The second point, however, is about the premise for his conclusion. I think it's true that the Giants' 7-3 finish in 2013 after their 0-6 start is a testament to the strength of an outstanding coaching staff and Coughlin's leadership. But I also think that, in spite of all of the bad luck K.C. references, that 7-3 stretch came with plenty of good luck as well. The only game in which the Vikings started a woefully unprepared Josh Freeman at quarterback was against the Giants. The only game after September in which Nick Foles wasn't able to play quarterback for the Eagles (and in which Matt Barkley had to take the bulk of the snaps) was against the Giants. One of the two games in which the Packers had to start Scott Tolzien at quarterback was against the Giants. One of the three games in which the Redskins started Kirk Cousins at quarterback was against the Giants.
My point is that, yes, the Giants should be commended for continuing to play hard and finding a way to win games in situations that see other teams (including some against which they played in December) roll over and quit. But I think one of the results of that effort was a 7-9 record that was considerably better than the quality of team the 2013 Giants actually were. I think the extent of the roster overhaul they've undertaken this offseason indicates the front office's agreement with this theory, and so the idea that they had a 7-9 team that only needs to get three games better to reach the playoffs may be a bit inaccurate.

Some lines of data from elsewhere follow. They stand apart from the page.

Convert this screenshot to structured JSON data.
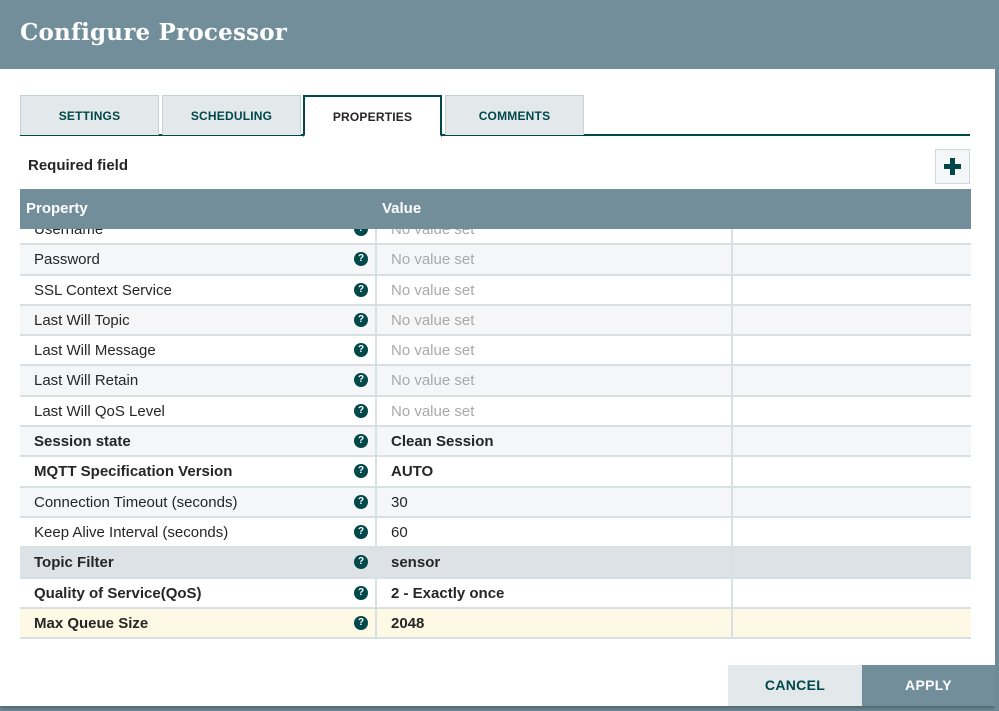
{
  "dialog": {
    "title": "Configure Processor"
  },
  "tabs": [
    {
      "label": "SETTINGS",
      "active": false
    },
    {
      "label": "SCHEDULING",
      "active": false
    },
    {
      "label": "PROPERTIES",
      "active": true
    },
    {
      "label": "COMMENTS",
      "active": false
    }
  ],
  "properties": {
    "required_label": "Required field",
    "add_button_icon": "plus-icon",
    "columns": {
      "property": "Property",
      "value": "Value"
    },
    "rows": [
      {
        "name": "Username",
        "value": "No value set",
        "empty": true,
        "required": false
      },
      {
        "name": "Password",
        "value": "No value set",
        "empty": true,
        "required": false
      },
      {
        "name": "SSL Context Service",
        "value": "No value set",
        "empty": true,
        "required": false
      },
      {
        "name": "Last Will Topic",
        "value": "No value set",
        "empty": true,
        "required": false
      },
      {
        "name": "Last Will Message",
        "value": "No value set",
        "empty": true,
        "required": false
      },
      {
        "name": "Last Will Retain",
        "value": "No value set",
        "empty": true,
        "required": false
      },
      {
        "name": "Last Will QoS Level",
        "value": "No value set",
        "empty": true,
        "required": false
      },
      {
        "name": "Session state",
        "value": "Clean Session",
        "empty": false,
        "required": true
      },
      {
        "name": "MQTT Specification Version",
        "value": "AUTO",
        "empty": false,
        "required": true
      },
      {
        "name": "Connection Timeout (seconds)",
        "value": "30",
        "empty": false,
        "required": false
      },
      {
        "name": "Keep Alive Interval (seconds)",
        "value": "60",
        "empty": false,
        "required": false
      },
      {
        "name": "Topic Filter",
        "value": "sensor",
        "empty": false,
        "required": true,
        "state": "selected"
      },
      {
        "name": "Quality of Service(QoS)",
        "value": "2 - Exactly once",
        "empty": false,
        "required": true
      },
      {
        "name": "Max Queue Size",
        "value": "2048",
        "empty": false,
        "required": true,
        "state": "highlight"
      }
    ],
    "help_icon": "question-circle-icon"
  },
  "footer": {
    "cancel_label": "CANCEL",
    "apply_label": "APPLY"
  },
  "colors": {
    "header_bg": "#728e9b",
    "accent": "#004849",
    "highlight_row": "#fef9e4",
    "selected_row": "#dce2e6"
  }
}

I think this could go either way. The number of changes the Giants made this offseason is huge, and it's hard to imagine every single one of them (or even, really, half of them) working out in accordance with their best-case dreams. I can certainly posit that they've made their team better, but I think there's still plenty of debate to be had about (a) how much better and (b) how far they really need to go to reach the playoffs. Anyone who reads me knows that I'm a big believer in Coughlin and the Giants' institutional leadership, but in the end, the quality of the roster matters more. There are still a lot of questions to be answered on that front by these Giants.